The 24 frozen-solid burgers arrived in a Styrofoam crate packed with dry ice: not exactly environmentally friendly. At first, I didn’t like these as much as Whole Foods’, which were somehow yummier, but that’s probably because there were too many added ingredients—they were probably a variety of junk food. The Vital Choice salmon burgers just taste like salmon, with a hint of seasoning, and now I like them a lot, but maybe shouldn’t order any more of them, due to the Styrofoam. Is there a biodegradable Styrofoam equivalent? I’ll call Vital Choice and discuss the matter with them. I also came upon a recipe for making burgers out of canned salmon, which I will try. You add an egg, flax meal and almond meal, form patties, lubricate with olive oil and bake.
The day after Ginny and I went to Café Zola, Amy and I met up at for lunch at Zingerman’s Roadhouse. What I had wasn’t very good—an extremely soggy veggie burger made with beans—but there’s probably something else there that would be good another time. It was excellent to see both Ginny and Amy. Amy has just gotten married and showed me pictures of her wedding, which were very moving.
To pass our time in the hospital while Mom had her surgery or slept, and in between my runs to the vending machine or the little café, Dad explained to me how a logarithmic chart differs from a linear one—he’d printed out a number of pictures and sheets covered with equations—and why a logarithmic chart might be better for expressing returns on a stock holding: “The annual rate of return is directly proportional to the slope of each plot. Percentage changes or fluctuations appear the same size no matter what the absolute value is.”

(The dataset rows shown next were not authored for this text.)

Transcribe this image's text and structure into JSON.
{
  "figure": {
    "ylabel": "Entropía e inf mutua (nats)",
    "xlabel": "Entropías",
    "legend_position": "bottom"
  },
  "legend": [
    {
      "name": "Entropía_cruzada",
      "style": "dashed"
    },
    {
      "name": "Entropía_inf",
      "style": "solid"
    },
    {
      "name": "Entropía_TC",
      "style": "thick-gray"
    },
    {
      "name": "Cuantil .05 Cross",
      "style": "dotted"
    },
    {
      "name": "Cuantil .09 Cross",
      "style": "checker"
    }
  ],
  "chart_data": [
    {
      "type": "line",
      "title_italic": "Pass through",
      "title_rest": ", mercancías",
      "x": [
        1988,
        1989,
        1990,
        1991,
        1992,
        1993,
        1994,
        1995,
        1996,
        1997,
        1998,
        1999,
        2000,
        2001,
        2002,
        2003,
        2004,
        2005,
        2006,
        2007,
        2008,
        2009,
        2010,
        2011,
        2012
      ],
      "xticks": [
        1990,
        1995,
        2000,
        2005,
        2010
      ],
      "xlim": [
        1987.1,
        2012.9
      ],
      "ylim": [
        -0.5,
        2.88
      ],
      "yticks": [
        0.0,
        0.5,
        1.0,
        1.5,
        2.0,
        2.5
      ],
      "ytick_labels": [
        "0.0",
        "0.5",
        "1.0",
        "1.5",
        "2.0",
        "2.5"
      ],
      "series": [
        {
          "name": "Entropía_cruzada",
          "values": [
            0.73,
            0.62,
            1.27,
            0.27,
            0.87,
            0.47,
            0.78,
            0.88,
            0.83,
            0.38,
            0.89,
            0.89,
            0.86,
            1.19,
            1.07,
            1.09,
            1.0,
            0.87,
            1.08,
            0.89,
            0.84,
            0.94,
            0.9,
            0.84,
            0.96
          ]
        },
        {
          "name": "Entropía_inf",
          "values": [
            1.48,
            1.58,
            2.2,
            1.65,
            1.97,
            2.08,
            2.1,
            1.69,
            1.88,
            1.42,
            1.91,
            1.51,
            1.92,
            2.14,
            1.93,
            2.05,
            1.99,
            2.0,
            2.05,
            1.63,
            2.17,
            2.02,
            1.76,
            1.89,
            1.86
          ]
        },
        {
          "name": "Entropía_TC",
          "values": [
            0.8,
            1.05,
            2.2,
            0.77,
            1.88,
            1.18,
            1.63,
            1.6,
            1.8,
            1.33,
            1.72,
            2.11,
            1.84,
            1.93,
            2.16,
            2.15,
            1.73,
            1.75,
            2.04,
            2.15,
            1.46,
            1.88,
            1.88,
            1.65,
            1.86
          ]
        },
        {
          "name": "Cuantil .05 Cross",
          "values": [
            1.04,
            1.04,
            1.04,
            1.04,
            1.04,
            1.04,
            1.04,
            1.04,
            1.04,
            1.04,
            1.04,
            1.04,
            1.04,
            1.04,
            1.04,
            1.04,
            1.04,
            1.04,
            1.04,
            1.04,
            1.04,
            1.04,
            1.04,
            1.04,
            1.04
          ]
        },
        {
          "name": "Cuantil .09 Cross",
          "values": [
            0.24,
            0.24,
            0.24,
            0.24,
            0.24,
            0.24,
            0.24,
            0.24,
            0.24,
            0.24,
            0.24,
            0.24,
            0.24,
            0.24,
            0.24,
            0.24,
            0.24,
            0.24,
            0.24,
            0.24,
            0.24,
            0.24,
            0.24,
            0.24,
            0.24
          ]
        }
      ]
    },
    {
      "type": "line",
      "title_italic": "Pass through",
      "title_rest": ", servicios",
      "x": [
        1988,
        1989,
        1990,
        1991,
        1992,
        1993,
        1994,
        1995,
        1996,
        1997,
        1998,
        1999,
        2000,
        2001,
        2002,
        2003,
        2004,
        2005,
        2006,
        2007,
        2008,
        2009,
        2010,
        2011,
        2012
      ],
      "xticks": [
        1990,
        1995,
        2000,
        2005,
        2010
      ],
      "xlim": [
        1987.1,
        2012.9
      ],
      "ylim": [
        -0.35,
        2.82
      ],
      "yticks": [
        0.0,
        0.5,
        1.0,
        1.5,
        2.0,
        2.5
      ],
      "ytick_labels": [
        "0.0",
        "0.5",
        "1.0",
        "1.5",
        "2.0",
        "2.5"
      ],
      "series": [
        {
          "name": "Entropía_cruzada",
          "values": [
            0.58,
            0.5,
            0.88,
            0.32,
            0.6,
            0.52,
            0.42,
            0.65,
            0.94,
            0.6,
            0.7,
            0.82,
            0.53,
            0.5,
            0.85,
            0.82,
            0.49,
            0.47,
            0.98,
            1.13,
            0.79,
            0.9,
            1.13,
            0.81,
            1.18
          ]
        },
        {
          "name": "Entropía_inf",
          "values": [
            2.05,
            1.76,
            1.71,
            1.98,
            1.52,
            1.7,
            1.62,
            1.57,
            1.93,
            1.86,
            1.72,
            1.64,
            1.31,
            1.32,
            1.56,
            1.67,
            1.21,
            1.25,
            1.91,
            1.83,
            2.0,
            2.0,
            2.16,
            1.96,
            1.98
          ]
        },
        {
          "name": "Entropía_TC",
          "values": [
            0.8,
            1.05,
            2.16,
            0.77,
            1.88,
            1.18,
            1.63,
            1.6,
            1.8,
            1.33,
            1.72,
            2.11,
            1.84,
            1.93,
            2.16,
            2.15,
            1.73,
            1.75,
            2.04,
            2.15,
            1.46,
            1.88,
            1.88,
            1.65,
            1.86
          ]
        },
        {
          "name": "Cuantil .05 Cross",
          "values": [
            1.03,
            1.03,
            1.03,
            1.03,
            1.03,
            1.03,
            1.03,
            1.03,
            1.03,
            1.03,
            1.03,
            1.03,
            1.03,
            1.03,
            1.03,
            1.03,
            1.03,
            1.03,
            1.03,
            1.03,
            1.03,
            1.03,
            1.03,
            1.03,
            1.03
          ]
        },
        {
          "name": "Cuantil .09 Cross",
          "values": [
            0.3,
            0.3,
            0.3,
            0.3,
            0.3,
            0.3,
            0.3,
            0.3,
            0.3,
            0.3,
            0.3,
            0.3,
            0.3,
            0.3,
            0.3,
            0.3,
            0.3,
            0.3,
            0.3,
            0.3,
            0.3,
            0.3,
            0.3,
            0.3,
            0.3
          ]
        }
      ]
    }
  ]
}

Dad explained the equation for compound interest and then got interested in seeing if he could prove why the value of a decimal number whose digits add up to a multiple of three is also equal to a multiple of three. The morning after I spent the night in the hospital, Dad seemed a bit late in returning, which turned out to be because he had worked on and completed this. He brought a printout, and when we were back at home, he explained it line by line.
Wednesday morning, when my mother otherwise would have been released from the hospital, it was discovered that her blood sodium was too low. My father asked the doctor, “Should we encourage her to eat salty foods or is that too simplistic?” The doctor said that was not too simplistic at all, so we ran for the salty nuts and Cheetos, and later that afternoon she passed the sodium test and we all came home.
I took a break from my dharma book and read a book I found in my mother’s voluminous (literally) library: Wave, by Sonali Deraniyagala. She was in Sri Lanka when the Indian Ocean tsunami occurred, which swept away her two little boys, and her husband, and her mother, and her father. She lived because she spotted a tree branch above and grabbed it, but writes that if she’d known her whole family was gone, she wouldn’t have reached for the branch. It took her nearly four years to return to the London home they’d shared.
It sounds like something that would be unbearable to read, but it’s mainly a vivid portrait of her lost loved ones, beautifully written, skillfully paced. A movie about this event features Naomi Watts and Ewan McGregor, because it’s a lot sadder when it’s blond-haired blue-eyed people who are affected, as my favorite cashier at Rainbow said, and in the movie, by the end, every member of the family is still alive. So that’s a little different.